A Netflix vai lançar um Reality Show de Round 6, com prêmio de US$ 4,56 milhões para os vencedores, por isso eu lembrei do filme Rollerball – Os Gladiadores do Futuro. Antes de falar sobre o filme, preciso dizer que essa competição violenta foi ideia dos romanos, que iludiam o público com muito sangue e morte, em nome do entretenimento.

Rollerball conseguiu mostrar um esporte violento e muito realista. O filme acontece num futuro próximo, onde a brutalidade é vendida como um espetáculo público, que mistura roller derby com futebol americano, sem nenhuma regra. Até as luvas dos jogadores têm pinos afiados, para machucar bem o oponente.
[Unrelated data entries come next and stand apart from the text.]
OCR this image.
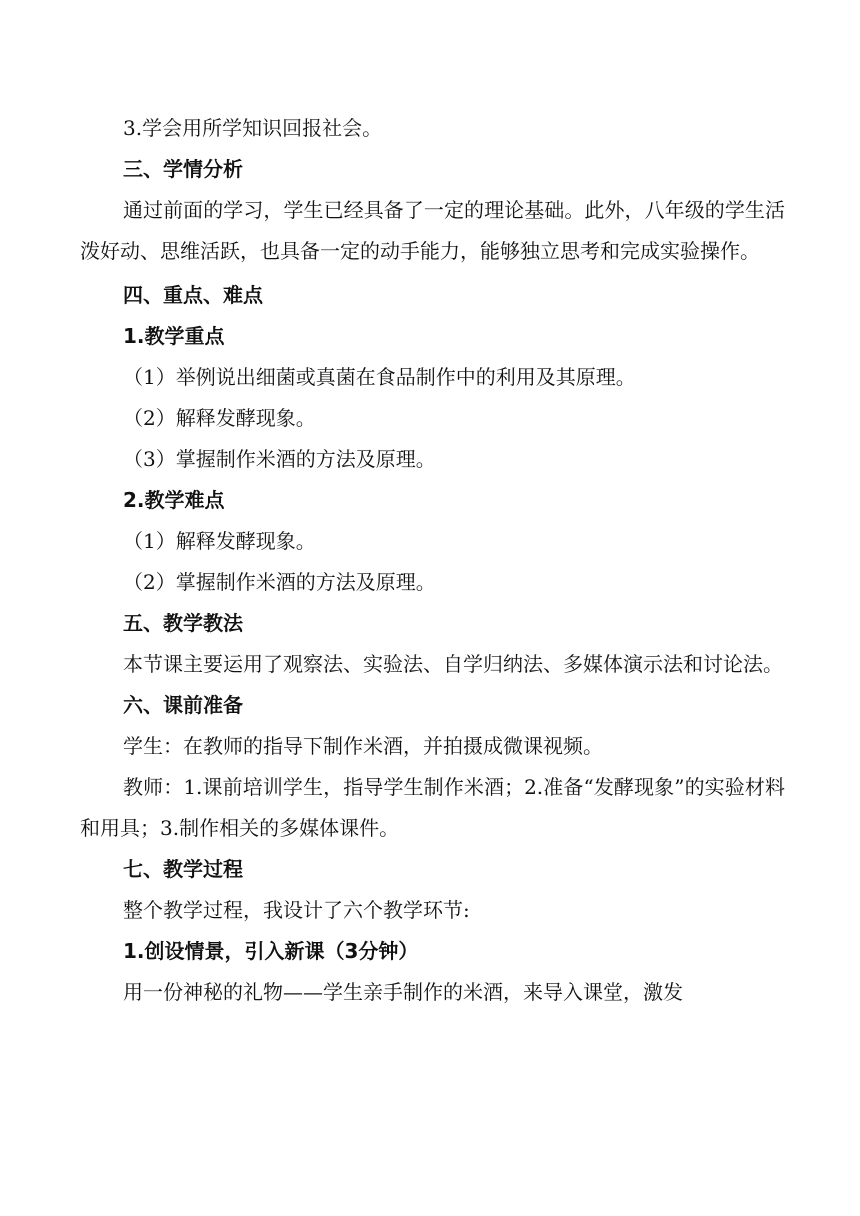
3.学会用所学知识回报社会。

三、学情分析

通过前面的学习，学生已经具备了一定的理论基础。此外，八年级的学生活泼好动、思维活跃，也具备一定的动手能力，能够独立思考和完成实验操作。

四、重点、难点

1.教学重点

（1）举例说出细菌或真菌在食品制作中的利用及其原理。

（2）解释发酵现象。

（3）掌握制作米酒的方法及原理。

2.教学难点

（1）解释发酵现象。

（2）掌握制作米酒的方法及原理。

五、教学教法

本节课主要运用了观察法、实验法、自学归纳法、多媒体演示法和讨论法。

六、课前准备

学生：在教师的指导下制作米酒，并拍摄成微课视频。

教师：1.课前培训学生，指导学生制作米酒；2.准备“发酵现象”的实验材料和用具；3.制作相关的多媒体课件。

七、教学过程

整个教学过程，我设计了六个教学环节:

1.创设情景，引入新课（3分钟）

用一份神秘的礼物——学生亲手制作的米酒，来导入课堂，激发
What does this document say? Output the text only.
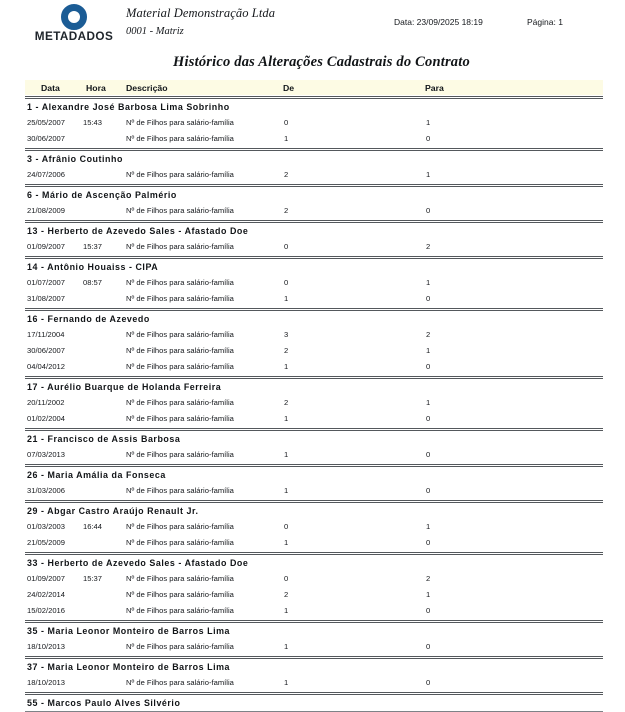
METADADOS
Material Demonstração Ltda
0001 - Matriz
Data: 23/09/2025 18:19	Página: 1
Histórico das Alterações Cadastrais do Contrato
Data	Hora Descrição	De	Para
1 - Alexandre José Barbosa Lima Sobrinho
25/05/2007 15:43	Nº de Filhos para salário-família	0	1
30/06/2007	Nº de Filhos para salário-família	1	0
3 - Afrânio Coutinho
24/07/2006	Nº de Filhos para salário-família	2	1
6 - Mário de Ascenção Palmério
21/08/2009	Nº de Filhos para salário-família	2	0
13 - Herberto de Azevedo Sales - Afastado Doe
01/09/2007 15:37	Nº de Filhos para salário-família	0	2
14 - Antônio Houaiss - CIPA
01/07/2007 08:57	Nº de Filhos para salário-família	0	1
31/08/2007	Nº de Filhos para salário-família	1	0
16 - Fernando de Azevedo
17/11/2004	Nº de Filhos para salário-família	3	2
30/06/2007	Nº de Filhos para salário-família	2	1
04/04/2012	Nº de Filhos para salário-família	1	0
17 - Aurélio Buarque de Holanda Ferreira
20/11/2002	Nº de Filhos para salário-família	2	1
01/02/2004	Nº de Filhos para salário-família	1	0
21 - Francisco de Assis Barbosa
07/03/2013	Nº de Filhos para salário-família	1	0
26 - Maria Amália da Fonseca
31/03/2006	Nº de Filhos para salário-família	1	0
29 - Abgar Castro Araújo Renault Jr.
01/03/2003 16:44	Nº de Filhos para salário-família	0	1
21/05/2009	Nº de Filhos para salário-família	1	0
33 - Herberto de Azevedo Sales - Afastado Doe
01/09/2007 15:37	Nº de Filhos para salário-família	0	2
24/02/2014	Nº de Filhos para salário-família	2	1
15/02/2016	Nº de Filhos para salário-família	1	0
35 - Maria Leonor Monteiro de Barros Lima
18/10/2013	Nº de Filhos para salário-família	1	0
37 - Maria Leonor Monteiro de Barros Lima
18/10/2013	Nº de Filhos para salário-família	1	0
55 - Marcos Paulo Alves Silvério
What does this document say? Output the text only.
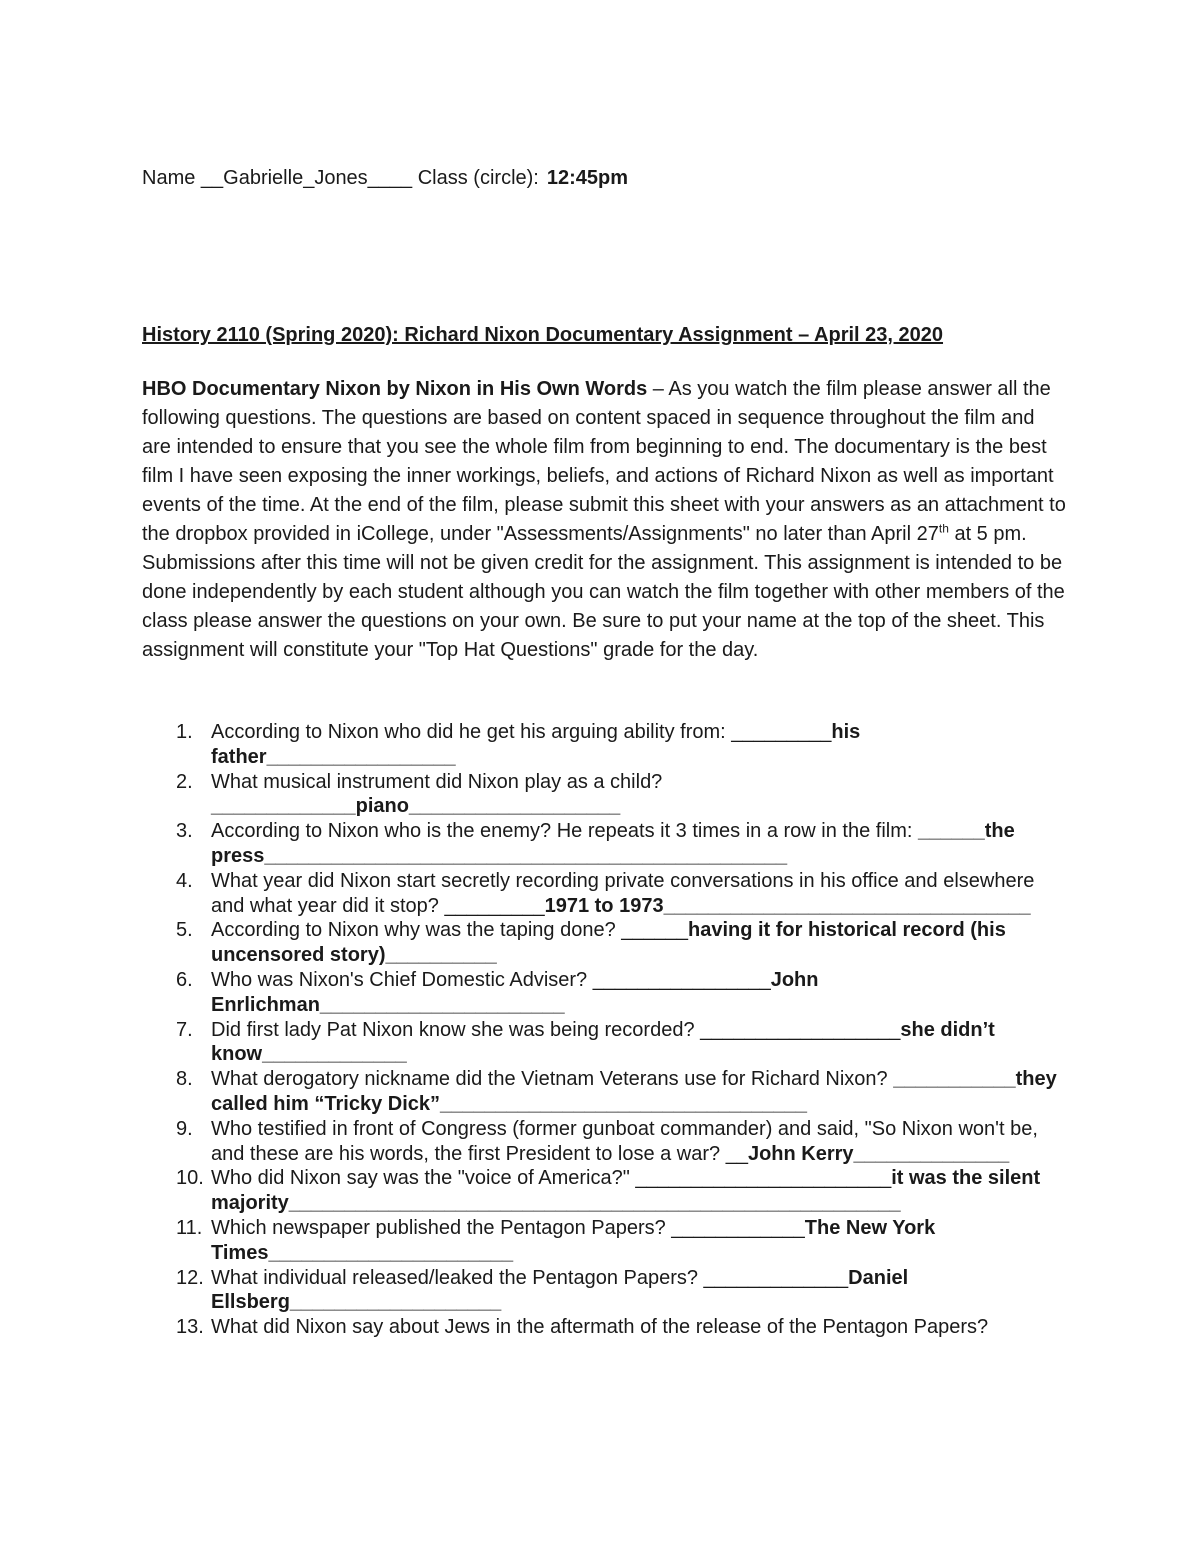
Name __Gabrielle_Jones____ Class (circle): 12:45pm
History 2110 (Spring 2020): Richard Nixon Documentary Assignment – April 23, 2020

HBO Documentary Nixon by Nixon in His Own Words – As you watch the film please answer all the following questions. The questions are based on content spaced in sequence throughout the film and are intended to ensure that you see the whole film from beginning to end. The documentary is the best film I have seen exposing the inner workings, beliefs, and actions of Richard Nixon as well as important events of the time. At the end of the film, please submit this sheet with your answers as an attachment to the dropbox provided in iCollege, under "Assessments/Assignments" no later than April 27th at 5 pm. Submissions after this time will not be given credit for the assignment. This assignment is intended to be done independently by each student although you can watch the film together with other members of the class please answer the questions on your own. Be sure to put your name at the top of the sheet. This assignment will constitute your "Top Hat Questions" grade for the day.

1. According to Nixon who did he get his arguing ability from: _________his father_________________
2. What musical instrument did Nixon play as a child? _____________piano___________________
3. According to Nixon who is the enemy? He repeats it 3 times in a row in the film: ______the press_______________________________________________
4. What year did Nixon start secretly recording private conversations in his office and elsewhere and what year did it stop? _________1971 to 1973_________________________________
5. According to Nixon why was the taping done? ______having it for historical record (his uncensored story)__________
6. Who was Nixon's Chief Domestic Adviser? ________________John Enrlichman______________________
7. Did first lady Pat Nixon know she was being recorded? __________________she didn’t know_____________
8. What derogatory nickname did the Vietnam Veterans use for Richard Nixon? ___________they called him “Tricky Dick”_________________________________
9. Who testified in front of Congress (former gunboat commander) and said, "So Nixon won't be, and these are his words, the first President to lose a war? __John Kerry______________
10. Who did Nixon say was the "voice of America?" _______________________it was the silent majority_______________________________________________________
11. Which newspaper published the Pentagon Papers? ____________The New York Times______________________
12. What individual released/leaked the Pentagon Papers? _____________Daniel Ellsberg___________________
13. What did Nixon say about Jews in the aftermath of the release of the Pentagon Papers?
Rollerball mostra que o motivo dessa violência na TV, é saciar o impulso violento da sociedade e até extinguir as guerras entre Países. O filme apresenta uma história atemporal, que mostra o indivíduo contra um Estado opressor. Algo sempre em evidência nos jornais que lemos diariamente.

Cena de Round 6

Lógico que o Reality Show de Round 6 não terá mortes ao vivo na TV e, possivelmente, será uma espécie de, Wipeout, da Warner, programa apresentado por John Cena. Provavelmente teremos apenas a Boneca de Round 6 controlando o tempo dos participantes, não espere ninguém despencando de uma altura de 20 metros.

Voltando ao filme, não lembro se vi Rollerball no cinema ou na TV, mas tenho certeza que só assisti ao filme porque ele prometia ação e violência. A história é focada nesse jogo sobre patins e a ação violenta é realmente a chave desse filme. Li recentemente que Rollerball não sofreu nenhum corte da censura, na época que foi lançado no cinema, e hoje ele é liberado para maiores de 12 anos. As partidas de Rollerball são sombrias, violentas e encenadas de forma bem convincente, mas os detalhes dessa sociedade futurista são nebulosos, apesar de ocupar boa parte do tempo de exibição do filme.
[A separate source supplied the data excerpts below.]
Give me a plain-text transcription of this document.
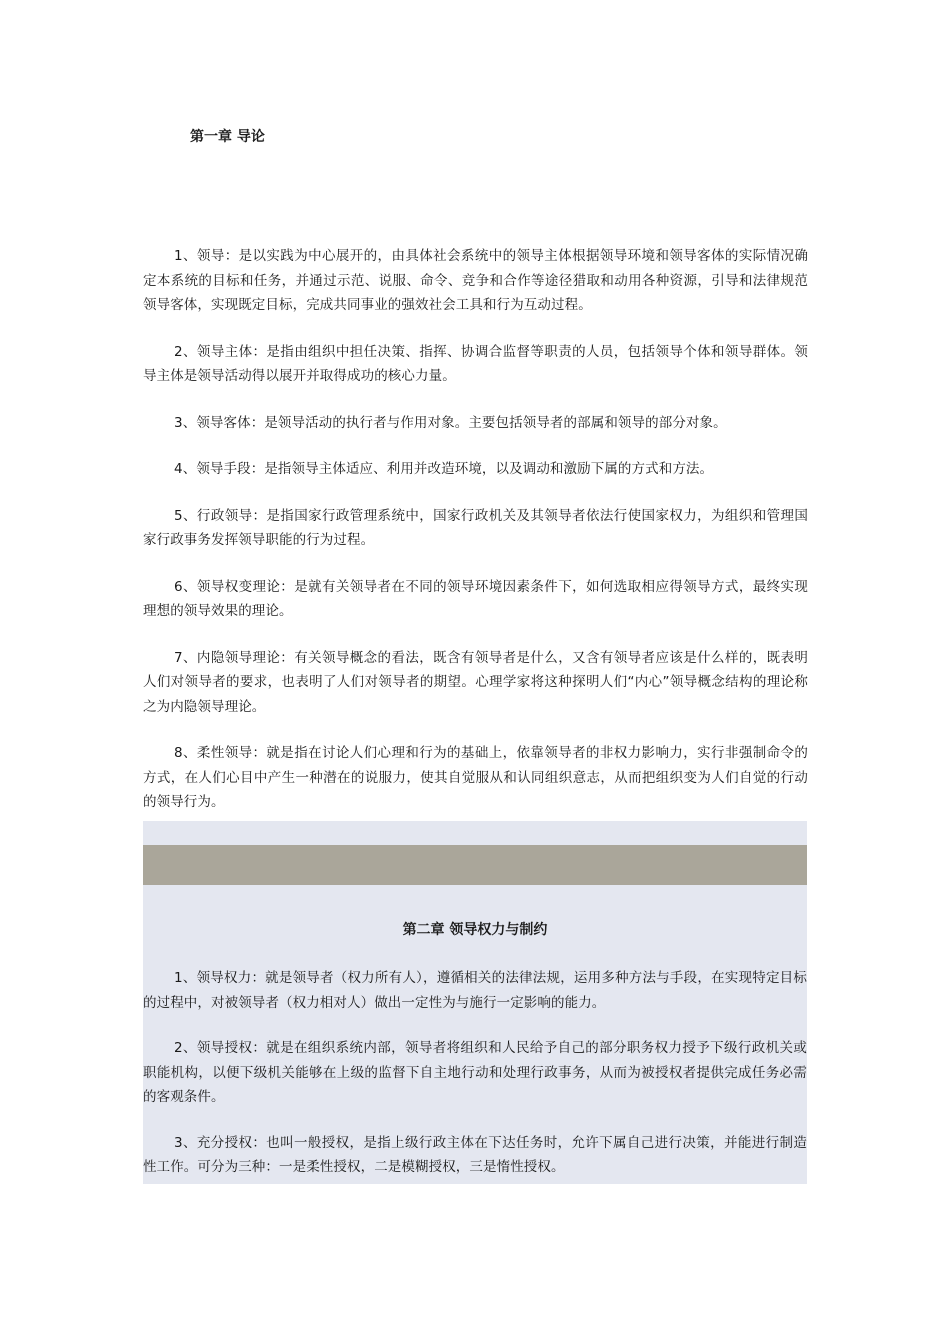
第一章 导论

1、领导：是以实践为中心展开的，由具体社会系统中的领导主体根据领导环境和领导客体的实际情况确定本系统的目标和任务，并通过示范、说服、命令、竞争和合作等途径猎取和动用各种资源，引导和法律规范领导客体，实现既定目标，完成共同事业的强效社会工具和行为互动过程。

2、领导主体：是指由组织中担任决策、指挥、协调合监督等职责的人员，包括领导个体和领导群体。领导主体是领导活动得以展开并取得成功的核心力量。

3、领导客体：是领导活动的执行者与作用对象。主要包括领导者的部属和领导的部分对象。

4、领导手段：是指领导主体适应、利用并改造环境，以及调动和激励下属的方式和方法。

5、行政领导：是指国家行政管理系统中，国家行政机关及其领导者依法行使国家权力，为组织和管理国家行政事务发挥领导职能的行为过程。

6、领导权变理论：是就有关领导者在不同的领导环境因素条件下，如何选取相应得领导方式，最终实现理想的领导效果的理论。

7、内隐领导理论：有关领导概念的看法，既含有领导者是什么，又含有领导者应该是什么样的，既表明人们对领导者的要求，也表明了人们对领导者的期望。心理学家将这种探明人们“内心”领导概念结构的理论称之为内隐领导理论。

8、柔性领导：就是指在讨论人们心理和行为的基础上，依靠领导者的非权力影响力，实行非强制命令的方式，在人们心目中产生一种潜在的说服力，使其自觉服从和认同组织意志，从而把组织变为人们自觉的行动的领导行为。

第二章 领导权力与制约

1、领导权力：就是领导者（权力所有人），遵循相关的法律法规，运用多种方法与手段，在实现特定目标的过程中，对被领导者（权力相对人）做出一定性为与施行一定影响的能力。

2、领导授权：就是在组织系统内部，领导者将组织和人民给予自己的部分职务权力授予下级行政机关或职能机构，以便下级机关能够在上级的监督下自主地行动和处理行政事务，从而为被授权者提供完成任务必需的客观条件。

3、充分授权：也叫一般授权，是指上级行政主体在下达任务时，允许下属自己进行决策，并能进行制造性工作。可分为三种：一是柔性授权，二是模糊授权，三是惰性授权。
Mas por que Rollerball era apresentado como um jogo ultra-violento?

Existe uma história de fundo interessante sobre isso, que não teve muita chance de aparecer no filme. Entre os jogos, não vemos muito o mundo fora das luxuosas casas dos campeões de Rollerball. Jonathan E (James Caan) é uma estrela desse jogo, onde meros mortais não podem participar. Ele não está muito interessado no mundo em que vive, ele só quer encontrar a única mulher que já amou. Algo que muitas estrelas do esporte fazem hoje em dia. Para obter informações, ele visita a biblioteca, que não contém mais livros físicos, apenas digitais. O bibliotecário revela que todos os livros foram digitalizados, resumidos e, provavelmente, censurados.
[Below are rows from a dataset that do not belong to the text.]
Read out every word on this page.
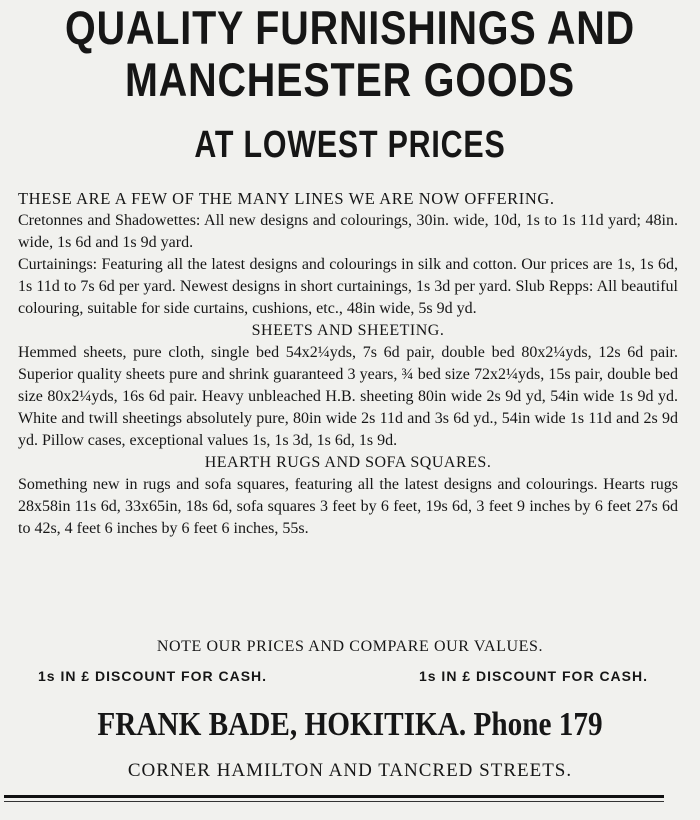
QUALITY FURNISHINGS AND
MANCHESTER GOODS
AT LOWEST PRICES

THESE ARE A FEW OF THE MANY LINES WE ARE NOW OFFERING.

Cretonnes and Shadowettes: All new designs and colourings, 30in. wide, 10d, 1s to 1s 11d yard; 48in. wide, 1s 6d and 1s 9d yard.

Curtainings: Featuring all the latest designs and colourings in silk and cotton. Our prices are 1s, 1s 6d, 1s 11d to 7s 6d per yard. Newest designs in short curtainings, 1s 3d per yard. Slub Repps: All beautiful colouring, suitable for side curtains, cushions, etc., 48in wide, 5s 9d yd.

SHEETS AND SHEETING.

Hemmed sheets, pure cloth, single bed 54x2¼yds, 7s 6d pair, double bed 80x2¼yds, 12s 6d pair. Superior quality sheets pure and shrink guaranteed 3 years, ¾ bed size 72x2¼yds, 15s pair, double bed size 80x2¼yds, 16s 6d pair. Heavy unbleached H.B. sheeting 80in wide 2s 9d yd, 54in wide 1s 9d yd. White and twill sheetings absolutely pure, 80in wide 2s 11d and 3s 6d yd., 54in wide 1s 11d and 2s 9d yd. Pillow cases, exceptional values 1s, 1s 3d, 1s 6d, 1s 9d.

HEARTH RUGS AND SOFA SQUARES.

Something new in rugs and sofa squares, featuring all the latest designs and colourings. Hearts rugs 28x58in 11s 6d, 33x65in, 18s 6d, sofa squares 3 feet by 6 feet, 19s 6d, 3 feet 9 inches by 6 feet 27s 6d to 42s, 4 feet 6 inches by 6 feet 6 inches, 55s.

NOTE OUR PRICES AND COMPARE OUR VALUES.
1s IN £ DISCOUNT FOR CASH.	1s IN £ DISCOUNT FOR CASH.
FRANK BADE, HOKITIKA. Phone 179
CORNER HAMILTON AND TANCRED STREETS.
Apenas pelos diálogos e brincadeiras de vestiário, não dá para saber se o mundo foi dominado por sociedades consolidadas. Porém, dá para saber que as corporações são mais importantes do que qualquer país e resolveram dividir o mundo entre elas. Os times de Rollerball não representam uma nação, mas representam uma corporação. Por isso não há mais guerra, pois não existe mais fronteiras internacionais, o mundo é controlado por poucos.

Rollerball apresenta um mundo aparentemente pacífico, mas totalmente dominado. O passado foi editado, para extinguir qualquer referência e uma possibilidade de revolta da sociedade. Para conseguir essa passividade, o povo é controlado por um único canal de TV, onde assistem apenas a violência de Rollerball. Todo mundo se diverte com esse entretenimento extremo, retirando de suas mentes o que realmente está acontecendo ao redor. Uma cortina de fumaça para impedir que a população enxergue o mundo real.

Rollerball: Os Gladiadores do Futuro é exatamente sobre essa alienação profunda e mostra uma distração bárbara, que cria um mundo totalmente controlado e sem a possibilidade de escolhas.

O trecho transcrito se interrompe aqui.